Tuesday, 22 August 2017

Queen of hearts: "In Bed with Victoria"


Despite her triumphantly regal name, the heroine of Justine Triet's leftfield charmer In Bed with Victoria is fighting several losing battles all by herself. A single mother in her mid 30s, Victoria (Virginie Efira) juggles taking care of two adorable yet demanding pre-schoolers with her day job, defence lawyer in a Paris bringing no shortage of crimes to her attention - among them those of an old pal (Melvil Poupaud) accused of stabbing his wife, and an ex (Laurent Poitrenaux) hellbent on defaming her with allegations of promiscuity via his blog. Scant wonder she should be left feeling so jaded and overwhelmed, prone to overthinking her life choices even while abed with her lovers, a crisis that sends her to seek answers for her failing libido from a shrink, a psychic and the world's creepiest aromatherapist. Never mind I Don't Know How She Does It: here is We All Know Why She Can't Do It.
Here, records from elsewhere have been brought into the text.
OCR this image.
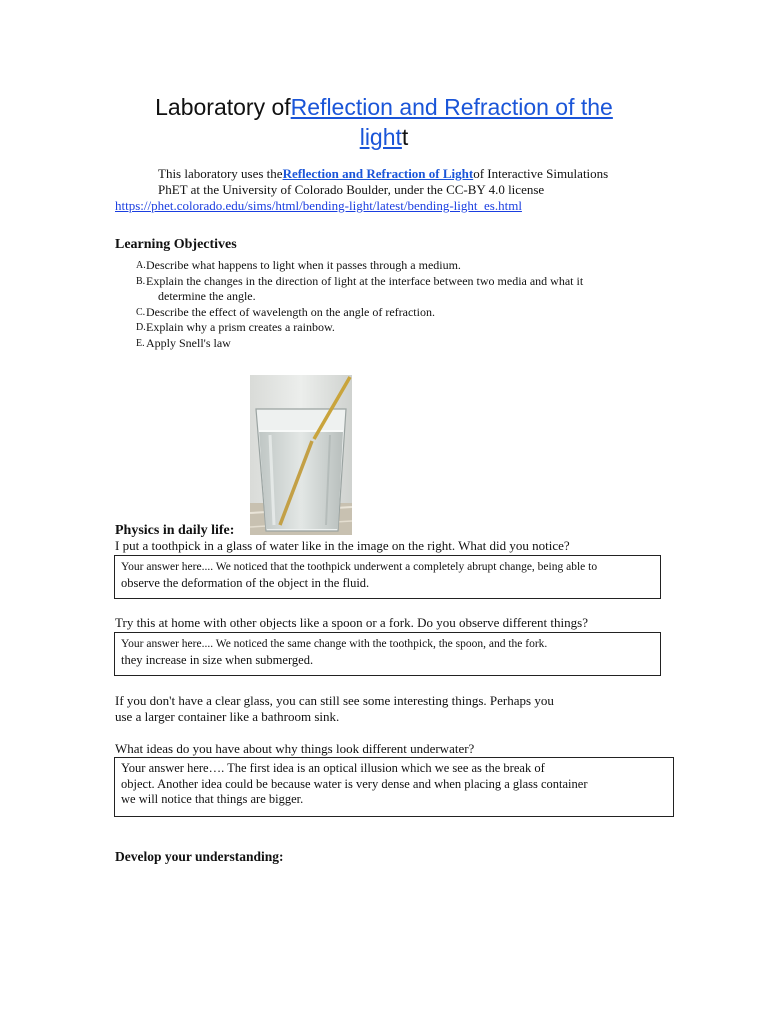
Laboratory ofReflection and Refraction of the
lightt
This laboratory uses theReflection and Refraction of Lightof Interactive Simulations
PhET at the University of Colorado Boulder, under the CC-BY 4.0 license
https://phet.colorado.edu/sims/html/bending-light/latest/bending-light_es.html
Learning Objectives
A. Describe what happens to light when it passes through a medium.
B. Explain the changes in the direction of light at the interface between two media and what it
determine the angle.
C. Describe the effect of wavelength on the angle of refraction.
D. Explain why a prism creates a rainbow.
E. Apply Snell's law
Physics in daily life:
I put a toothpick in a glass of water like in the image on the right. What did you notice?
Your answer here.... We noticed that the toothpick underwent a completely abrupt change, being able to
observe the deformation of the object in the fluid.
Try this at home with other objects like a spoon or a fork. Do you observe different things?
Your answer here.... We noticed the same change with the toothpick, the spoon, and the fork.
they increase in size when submerged.
If you don't have a clear glass, you can still see some interesting things. Perhaps you
use a larger container like a bathroom sink.
What ideas do you have about why things look different underwater?
Your answer here…. The first idea is an optical illusion which we see as the break of
object. Another idea could be because water is very dense and when placing a glass container
we will notice that things are bigger.
Develop your understanding:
The basic ingredients of Triet's film would do for any number of glossy Hollywood timewasters - with her hair scraped back, Efira boasts a superficial resemblance to a worldlier Katie Heigl - yet from the off, it's marked and distinguished by a strain of wildness. The opening wedding, for instance, numbers a gorilla among its guests and puts a Dalmatian on the dancefloor - you wonder whether they're imagined symbols of our heroine's desperate need to reconnect with nature, only for them to return as star witnesses in the closing courtroom showdown, a development that the Hawks of Bringing Up Baby and Monkey Business would surely have stood up and applauded.

Some of this wildness evidently ran on into post-production, which gives In Bed with Victoria radically different rhythms to the stock slick romcom. Early Godard would appear another influence: the restless Triet is forever yanking her music cues prematurely, or running the dialogue of one scene over the images of another. At one point, she even intercuts three separate encounters, so that her heroine appears to be dealing with her inquisitive shrink, a needy client and a oversharing gigolo simultaneously. It's not surprising Victoria should have such problems in the sack: in the bedroom, as in life, this woman doesn't know whether she's coming or going. 

Bolstering some already choice set design - you'd expect Victoria's child-infested bolthole to be stuffed to the rafters with baggage of one kind or another, but even her shrink's office is cluttered with books - such tactics come to evoke a very modern set of conditions: the feeling, exacerbated by social media, that one's dirty laundry is perpetually on display, that one is constantly being surveilled (a recurring phrase here, laced with irony given the legal context: "I'm not judging you"); the sense there is too much going on at once, or at least too much to hit the off-switch and power down for the night - the conditions in which pleasure is best received.

Triet - on this evidence, a singular mix of social satirist, psychologist and sage Supreme Court justice - treats her heroine's plight with the kind of generosity we've come to associate with Mia Hansen-Løve's auteur films. Not that Victoria has time to notice it, but she's surrounded by men who plainly adore her: a sometime client (Vincent Lacoste) who offers to install himself as her PA, au pair and general helpmeet, not for money but affection; a Craigslist pick-up who bills himself as "Hot Paris Intellectual", but turns out to be almost as burned out as she is, more Tom Paulin than Bernard-Henri Lévy. Even the president of the bar before which Victoria is brought to answer charges of fraternising seems inclined not to come down too hard on her, hinting that he understands hers was a misstep taken under extreme pressure.

Easy to see why everyone's so smitten: Efira, who lit up the screen during the agreeable nonsense of last year's Up for Love, spends every frame tying herself in recognisable knots, a walking embodiment of those struggles we have with ourselves, our sex, and every other living creature around us. Triet doesn't shy away from the trickier aspects of contemporary living. She uses her midfilm montage to describe Vicky's slip into vodka-swigging, bed-bound depression, while the closing trial doesn't merely generate battle-of-the-sexes back-and-forth, but mirrors how ugly relations can get between men and women. Yet her film rules entirely - and I think most viewers will conclude justly - in its heroine's favour: it does about everything it can to give both its central character, and its leading lady, the break she very much deserves.

In Bed with Victoria opens in selected cinemas from Friday.